The Andean landscape is striking and breathtaking for the dramatic scale and range of its geographic features. In the north-central plateau of present-day Bolivia, within the span of hours one can travel from vast Lake Titicaca’s shores, which edge onto eastern Andean mountains peaking at over 20,000 feet, and descend some fifteen thousand feet into subtropical forests and valleys. Both in its natural formations and in its shaping by human activity, the landscape has long imprinted itself on the identities of native communities and practices.
My research into Andean visual culture looks at the Andean landscape as a site of resonant meaning during the early colonial period, when new claims to land were reshaping identities, and examines the woven textile as a representation of ties to landscape. I have many questions rather than firm positions on how to understand textiles in relation to land but my hope is that visualizations of data regarding textiles will help bring my questions into a clearer orbit.

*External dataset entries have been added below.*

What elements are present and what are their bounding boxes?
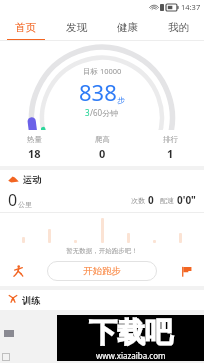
staticText: 开始跑步 [83,265,121,277]
staticText: 我的 [168,21,189,34]
staticText: 暂无数据，开始跑步吧！ [0,247,204,255]
button[interactable]: 热量 [0,130,68,166]
staticText: 健康 [117,21,138,34]
button[interactable]: 爬高 [68,130,136,166]
staticText: 0'0" [177,193,196,207]
staticText: 1 [167,146,174,161]
staticText: 配速 [160,196,174,205]
staticText: 3 [85,107,90,118]
button[interactable]: 发现 [51,13,102,41]
button[interactable]: Goal flag [175,260,197,282]
button[interactable]: 首页 [0,13,51,41]
staticText: 运动 [23,174,41,185]
staticText: 发现 [66,21,87,34]
staticText: 热量 [27,135,42,144]
button[interactable]: 训练 [0,290,204,310]
button[interactable]: 开始跑步 [47,261,157,281]
staticText: /60分钟 [90,107,119,118]
staticText: www.xiazaiba.com [96,350,166,361]
staticText: 排行 [163,135,178,144]
button[interactable]: 排行 [136,130,204,166]
button[interactable]: 我的 [153,13,204,41]
button[interactable]: 运动 [0,170,204,188]
staticText: 0 [8,189,18,211]
staticText: 目标 10000 [83,66,122,76]
staticText: 爬高 [95,135,110,144]
staticText: 0 [99,146,106,161]
button[interactable]: Running [7,260,29,282]
staticText: 次数 [131,196,145,205]
staticText: 步 [117,95,125,105]
staticText: 838 [79,77,117,107]
staticText: 下载吧 [89,315,173,350]
staticText: 训练 [22,295,40,306]
staticText: 0 [148,193,154,207]
staticText: 公里 [18,200,32,209]
staticText: 首页 [15,21,36,34]
button[interactable]: 健康 [102,13,153,41]
staticText: 18 [28,146,41,161]
staticText: 14:37 [181,2,201,12]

Textiles in indigenous Andean cultures are as layered with meaning as is the Andean landscape. In its attributes, a textile can reference gender, status, wealth, community ties, agricultural productivity, local topographies, as well as belief system. Partly, what I want to do in creating visualizations of textiles according to sites of origin and attributes is to begin to understand the corollaries between certain design features and specific regions or communities. Can we trace the way a textile pattern of a lake, for example, corresponds to local features of the landscape and how far do such associations between textile representation and landscape feature reach within a region? Where does one landscape feature take prominence over another in a textile representation and for what possible reasons? Where and why did certain features of landscape construct identity, to be seen in the textile as it was worn on the body as a second skin? An offshoot of these types of questions is to see to what extent it is possible to trace the movement of textiles between communities, storehouses and centers of power in the Inka Empire and then in the colonial period.
During the Inka period textiles were strongly associated with their sites of production but they were also highly mobile objects. Not only were textiles moved and exchanged like currency within the tribute system but they were also active as objects worn on moving bodies, and can be understood as representations of landscape that moved through landscape.
In certain cases and as a facet of Inka imperial strategy, certain communities would be moved across the landscape but would have to maintain dress that identified them with their place of origin. In the colonial period the Spanish would become very involved in the production and movement of textiles as well and would exploit indigenous weaving while simultaneously harnessing notions of landscape to a European understanding. Within this scope the questions then revolve around how the Spanish reshaped the landscape and how this came to be represented, perhaps in contrast to the indigenous textile with its representational significance. Can I use spatial visualizations to pose these questions in ways that lead to deeper investigations of the visual culture of the colonial period?